Thiamine is used to treat congestive heart failure (CHF), a condition in which the pumping ability of the heart declines and fluid begins to accumulate in the lungs and legs. Standard treatment for CHF includes strong "water pills" known as loop diuretics. These diuretics, however, deplete the body of Vitamin B1. Because the heart depends on vitamin B1 for its proper function, this is potentially quite worrisome. There is some evidence that supplementation with B1 can improve symptoms, particuarly for those taking diuretics.

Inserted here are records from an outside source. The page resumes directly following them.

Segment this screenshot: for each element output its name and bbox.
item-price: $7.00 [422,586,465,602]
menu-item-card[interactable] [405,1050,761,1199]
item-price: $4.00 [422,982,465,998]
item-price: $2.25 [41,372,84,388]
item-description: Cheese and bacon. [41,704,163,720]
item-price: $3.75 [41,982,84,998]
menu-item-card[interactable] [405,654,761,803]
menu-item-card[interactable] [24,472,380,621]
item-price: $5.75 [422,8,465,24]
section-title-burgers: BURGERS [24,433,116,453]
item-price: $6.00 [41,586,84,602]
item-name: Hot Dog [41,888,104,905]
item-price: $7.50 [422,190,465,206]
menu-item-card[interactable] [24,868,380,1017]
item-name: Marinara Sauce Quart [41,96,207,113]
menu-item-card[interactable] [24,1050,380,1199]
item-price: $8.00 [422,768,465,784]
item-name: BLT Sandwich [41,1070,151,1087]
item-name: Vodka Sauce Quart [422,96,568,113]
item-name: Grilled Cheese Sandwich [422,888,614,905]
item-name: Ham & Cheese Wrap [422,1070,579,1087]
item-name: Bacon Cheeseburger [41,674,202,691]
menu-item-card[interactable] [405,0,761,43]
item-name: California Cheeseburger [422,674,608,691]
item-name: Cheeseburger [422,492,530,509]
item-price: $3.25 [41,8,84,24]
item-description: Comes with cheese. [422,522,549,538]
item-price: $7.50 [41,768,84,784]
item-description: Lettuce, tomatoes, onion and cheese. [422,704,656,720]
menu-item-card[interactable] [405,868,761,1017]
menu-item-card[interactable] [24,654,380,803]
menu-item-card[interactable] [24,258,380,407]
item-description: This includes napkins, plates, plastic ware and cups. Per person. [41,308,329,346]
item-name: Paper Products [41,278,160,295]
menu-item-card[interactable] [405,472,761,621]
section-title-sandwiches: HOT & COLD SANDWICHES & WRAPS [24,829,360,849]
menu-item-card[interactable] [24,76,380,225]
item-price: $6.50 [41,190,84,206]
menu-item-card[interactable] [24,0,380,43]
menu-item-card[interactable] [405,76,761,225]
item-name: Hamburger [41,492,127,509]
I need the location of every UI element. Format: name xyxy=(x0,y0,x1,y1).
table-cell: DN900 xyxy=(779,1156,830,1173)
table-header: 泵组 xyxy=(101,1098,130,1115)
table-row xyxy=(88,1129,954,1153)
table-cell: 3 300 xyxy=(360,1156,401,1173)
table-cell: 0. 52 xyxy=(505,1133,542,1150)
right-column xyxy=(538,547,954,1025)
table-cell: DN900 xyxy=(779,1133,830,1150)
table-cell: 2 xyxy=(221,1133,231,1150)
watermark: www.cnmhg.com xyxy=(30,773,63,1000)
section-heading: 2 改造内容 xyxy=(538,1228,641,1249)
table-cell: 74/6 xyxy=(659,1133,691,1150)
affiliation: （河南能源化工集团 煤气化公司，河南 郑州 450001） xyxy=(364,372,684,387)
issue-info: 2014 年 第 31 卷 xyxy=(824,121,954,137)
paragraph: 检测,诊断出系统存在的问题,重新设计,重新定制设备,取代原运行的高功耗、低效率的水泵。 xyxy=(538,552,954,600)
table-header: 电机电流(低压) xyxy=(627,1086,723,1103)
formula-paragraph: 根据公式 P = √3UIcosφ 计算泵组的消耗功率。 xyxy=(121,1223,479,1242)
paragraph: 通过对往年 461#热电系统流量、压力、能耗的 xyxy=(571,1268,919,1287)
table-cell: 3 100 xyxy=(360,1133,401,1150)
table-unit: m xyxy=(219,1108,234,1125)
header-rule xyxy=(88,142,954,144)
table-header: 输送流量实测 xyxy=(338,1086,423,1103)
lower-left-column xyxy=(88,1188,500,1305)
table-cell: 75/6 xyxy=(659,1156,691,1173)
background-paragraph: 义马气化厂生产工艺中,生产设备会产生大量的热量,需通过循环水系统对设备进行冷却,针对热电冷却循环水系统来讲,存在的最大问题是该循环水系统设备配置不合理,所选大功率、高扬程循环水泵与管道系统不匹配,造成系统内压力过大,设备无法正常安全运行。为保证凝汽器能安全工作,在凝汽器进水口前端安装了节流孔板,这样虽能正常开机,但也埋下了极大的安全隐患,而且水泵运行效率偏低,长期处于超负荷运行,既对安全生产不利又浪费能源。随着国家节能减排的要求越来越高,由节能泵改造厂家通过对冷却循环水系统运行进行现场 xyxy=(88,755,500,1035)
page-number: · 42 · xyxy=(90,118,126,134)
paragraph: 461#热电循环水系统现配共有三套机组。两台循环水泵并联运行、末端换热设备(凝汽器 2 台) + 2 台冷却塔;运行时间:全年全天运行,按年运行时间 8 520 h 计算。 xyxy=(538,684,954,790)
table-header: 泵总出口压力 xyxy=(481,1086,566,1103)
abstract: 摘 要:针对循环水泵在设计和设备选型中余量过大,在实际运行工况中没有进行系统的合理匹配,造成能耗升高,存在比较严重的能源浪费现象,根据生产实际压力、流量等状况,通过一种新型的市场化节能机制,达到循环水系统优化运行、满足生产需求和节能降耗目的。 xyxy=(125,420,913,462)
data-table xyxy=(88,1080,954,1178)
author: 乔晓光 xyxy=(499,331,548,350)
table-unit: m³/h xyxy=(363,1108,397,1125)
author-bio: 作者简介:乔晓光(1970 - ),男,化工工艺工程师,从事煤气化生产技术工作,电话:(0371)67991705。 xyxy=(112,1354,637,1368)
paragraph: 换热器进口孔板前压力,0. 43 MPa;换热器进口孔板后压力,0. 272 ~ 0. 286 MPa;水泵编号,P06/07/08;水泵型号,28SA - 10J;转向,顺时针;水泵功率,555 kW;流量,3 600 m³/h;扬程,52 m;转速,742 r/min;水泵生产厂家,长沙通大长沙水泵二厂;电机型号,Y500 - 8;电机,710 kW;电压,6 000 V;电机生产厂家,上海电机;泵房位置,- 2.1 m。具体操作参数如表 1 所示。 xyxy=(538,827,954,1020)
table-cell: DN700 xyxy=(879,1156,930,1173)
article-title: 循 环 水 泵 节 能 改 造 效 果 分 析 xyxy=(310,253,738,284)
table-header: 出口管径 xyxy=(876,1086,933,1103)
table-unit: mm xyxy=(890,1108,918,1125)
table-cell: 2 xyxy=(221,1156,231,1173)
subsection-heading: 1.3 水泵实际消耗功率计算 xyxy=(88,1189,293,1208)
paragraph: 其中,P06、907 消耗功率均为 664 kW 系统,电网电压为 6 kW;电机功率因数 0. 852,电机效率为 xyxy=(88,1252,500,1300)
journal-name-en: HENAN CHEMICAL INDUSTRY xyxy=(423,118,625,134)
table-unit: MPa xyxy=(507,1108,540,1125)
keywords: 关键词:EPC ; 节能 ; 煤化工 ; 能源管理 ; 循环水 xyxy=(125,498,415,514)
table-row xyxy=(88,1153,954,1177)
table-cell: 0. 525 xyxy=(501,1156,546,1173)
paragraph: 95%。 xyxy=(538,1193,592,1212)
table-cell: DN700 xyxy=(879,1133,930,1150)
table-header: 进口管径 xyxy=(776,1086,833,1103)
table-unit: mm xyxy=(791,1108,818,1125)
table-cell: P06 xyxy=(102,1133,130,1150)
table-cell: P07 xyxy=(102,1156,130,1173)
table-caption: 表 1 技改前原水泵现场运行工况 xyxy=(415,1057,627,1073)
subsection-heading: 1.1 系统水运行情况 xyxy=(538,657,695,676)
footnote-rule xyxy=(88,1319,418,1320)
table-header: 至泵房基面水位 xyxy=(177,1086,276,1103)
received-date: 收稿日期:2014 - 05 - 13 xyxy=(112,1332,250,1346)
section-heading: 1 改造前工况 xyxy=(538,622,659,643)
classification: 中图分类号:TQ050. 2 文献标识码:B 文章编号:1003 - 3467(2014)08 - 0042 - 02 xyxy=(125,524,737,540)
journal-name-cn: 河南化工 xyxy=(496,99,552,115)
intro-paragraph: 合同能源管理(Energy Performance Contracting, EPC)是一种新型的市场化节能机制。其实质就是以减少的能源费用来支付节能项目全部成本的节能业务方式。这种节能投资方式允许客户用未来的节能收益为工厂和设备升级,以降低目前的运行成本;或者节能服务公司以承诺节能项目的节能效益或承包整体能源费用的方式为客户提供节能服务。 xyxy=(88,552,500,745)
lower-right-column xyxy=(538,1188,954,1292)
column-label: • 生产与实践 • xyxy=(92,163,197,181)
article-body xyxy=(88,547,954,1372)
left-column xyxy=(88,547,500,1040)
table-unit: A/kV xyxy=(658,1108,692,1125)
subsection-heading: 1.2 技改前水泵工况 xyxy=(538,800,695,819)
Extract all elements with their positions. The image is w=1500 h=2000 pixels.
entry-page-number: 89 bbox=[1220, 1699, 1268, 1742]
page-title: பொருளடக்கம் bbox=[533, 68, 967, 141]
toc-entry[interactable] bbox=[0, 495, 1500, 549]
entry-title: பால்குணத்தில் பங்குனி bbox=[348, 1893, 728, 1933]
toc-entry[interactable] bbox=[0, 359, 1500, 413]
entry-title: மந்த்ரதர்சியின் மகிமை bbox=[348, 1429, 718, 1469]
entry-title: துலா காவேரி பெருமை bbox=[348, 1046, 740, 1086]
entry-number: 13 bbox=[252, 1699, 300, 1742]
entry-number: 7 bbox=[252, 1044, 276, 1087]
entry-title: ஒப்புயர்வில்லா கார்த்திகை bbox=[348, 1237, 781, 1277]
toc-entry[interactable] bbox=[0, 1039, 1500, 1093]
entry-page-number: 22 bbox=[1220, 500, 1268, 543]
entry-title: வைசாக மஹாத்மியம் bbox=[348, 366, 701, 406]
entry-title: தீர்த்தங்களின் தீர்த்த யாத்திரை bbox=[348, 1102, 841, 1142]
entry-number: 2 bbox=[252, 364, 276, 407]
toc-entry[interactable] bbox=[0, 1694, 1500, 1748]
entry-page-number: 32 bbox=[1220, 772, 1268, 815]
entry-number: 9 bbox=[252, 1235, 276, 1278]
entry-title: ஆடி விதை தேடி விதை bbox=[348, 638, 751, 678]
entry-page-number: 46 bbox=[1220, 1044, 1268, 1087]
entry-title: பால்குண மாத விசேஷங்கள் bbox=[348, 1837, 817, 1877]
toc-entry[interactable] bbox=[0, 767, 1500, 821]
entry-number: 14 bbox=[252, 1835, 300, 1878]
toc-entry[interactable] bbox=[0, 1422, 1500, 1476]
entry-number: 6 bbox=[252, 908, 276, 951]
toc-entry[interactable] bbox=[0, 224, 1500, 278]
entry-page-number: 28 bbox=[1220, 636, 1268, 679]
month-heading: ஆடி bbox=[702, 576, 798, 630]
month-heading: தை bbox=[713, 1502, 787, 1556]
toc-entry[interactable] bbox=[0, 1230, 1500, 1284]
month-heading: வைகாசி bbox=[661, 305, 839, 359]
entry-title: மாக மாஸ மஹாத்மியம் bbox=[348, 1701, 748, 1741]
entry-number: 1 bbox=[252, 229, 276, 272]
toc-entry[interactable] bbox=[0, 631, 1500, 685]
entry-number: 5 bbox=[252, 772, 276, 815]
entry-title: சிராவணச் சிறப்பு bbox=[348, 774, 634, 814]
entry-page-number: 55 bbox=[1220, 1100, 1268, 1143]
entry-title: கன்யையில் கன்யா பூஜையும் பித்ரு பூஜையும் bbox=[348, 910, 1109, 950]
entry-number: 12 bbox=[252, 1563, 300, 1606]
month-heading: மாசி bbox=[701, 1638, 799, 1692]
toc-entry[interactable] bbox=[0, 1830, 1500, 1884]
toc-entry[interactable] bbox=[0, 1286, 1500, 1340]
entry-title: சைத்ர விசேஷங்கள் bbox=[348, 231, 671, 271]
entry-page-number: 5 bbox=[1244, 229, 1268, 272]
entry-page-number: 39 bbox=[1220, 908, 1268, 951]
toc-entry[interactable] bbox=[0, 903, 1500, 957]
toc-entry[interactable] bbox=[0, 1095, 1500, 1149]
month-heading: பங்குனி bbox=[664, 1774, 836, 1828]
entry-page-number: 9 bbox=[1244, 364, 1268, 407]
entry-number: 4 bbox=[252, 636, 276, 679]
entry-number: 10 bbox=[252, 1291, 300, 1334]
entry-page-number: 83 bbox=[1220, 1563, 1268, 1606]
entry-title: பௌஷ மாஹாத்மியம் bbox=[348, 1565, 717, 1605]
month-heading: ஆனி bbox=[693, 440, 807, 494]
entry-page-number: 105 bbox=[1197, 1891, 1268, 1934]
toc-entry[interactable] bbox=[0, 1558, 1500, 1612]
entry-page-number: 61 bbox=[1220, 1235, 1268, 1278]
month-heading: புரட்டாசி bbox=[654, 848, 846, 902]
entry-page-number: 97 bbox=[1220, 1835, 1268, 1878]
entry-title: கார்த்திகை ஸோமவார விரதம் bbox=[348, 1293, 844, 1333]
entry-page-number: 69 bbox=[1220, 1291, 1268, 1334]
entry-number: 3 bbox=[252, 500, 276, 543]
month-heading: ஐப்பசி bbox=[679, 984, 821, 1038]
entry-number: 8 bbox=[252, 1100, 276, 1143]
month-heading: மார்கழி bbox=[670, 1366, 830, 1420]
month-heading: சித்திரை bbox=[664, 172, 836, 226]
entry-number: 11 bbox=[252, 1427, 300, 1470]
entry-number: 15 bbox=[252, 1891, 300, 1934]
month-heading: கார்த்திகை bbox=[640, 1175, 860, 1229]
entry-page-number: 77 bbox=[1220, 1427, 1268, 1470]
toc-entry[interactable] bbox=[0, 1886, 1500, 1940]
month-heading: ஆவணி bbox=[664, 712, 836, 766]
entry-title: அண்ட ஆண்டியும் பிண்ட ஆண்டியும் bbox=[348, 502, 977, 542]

Individuals with alcoholism, Crohn's disease, anorexia, or multiple sclerosis may also benefit from thiamin supplementation as part of general nutritional support.
Korsakoff's syndrome is a deficiency of vitamin B-1 (or thiamine) which causes cardiovascular, central and peripheral nervous system disturbances. The disease results from either inadequate dietary intake or from impaired absorption or utilization of vitamin B1. It is common in the Orient where excessive milling of rice reduces its thiamine content and also in chronic alcoholics.
Vitamin B1 used as part of the treatment for this condition, which is characterized by severe memory impairment. It is, however, preferable to start using Thiamine supplements if you are an alcoholic, before Korsakoff's syndrome sets in because it might just be too late by then.
In addition, vitamin B1 may be helpful for Alzheimer's disease. Vitamin B1 has also been proposed as a treatment for epilepsy, canker sores, and fibromyalgia. Vitamin B1 appears to be quite safe even when taken in very high doses. Thiamine is in the FDA pregnancy category A. This means that thiamine is considered to be safe for use during pregnancy. Talk to your doctor before taking thiamine if you are pregnant. It is not known whether thiamine passes into breast milk. Do not take thiamine without first talking to your doctor if you are breast-feeding. There are no restrictions on food, beverages, or activities while taking thiamine.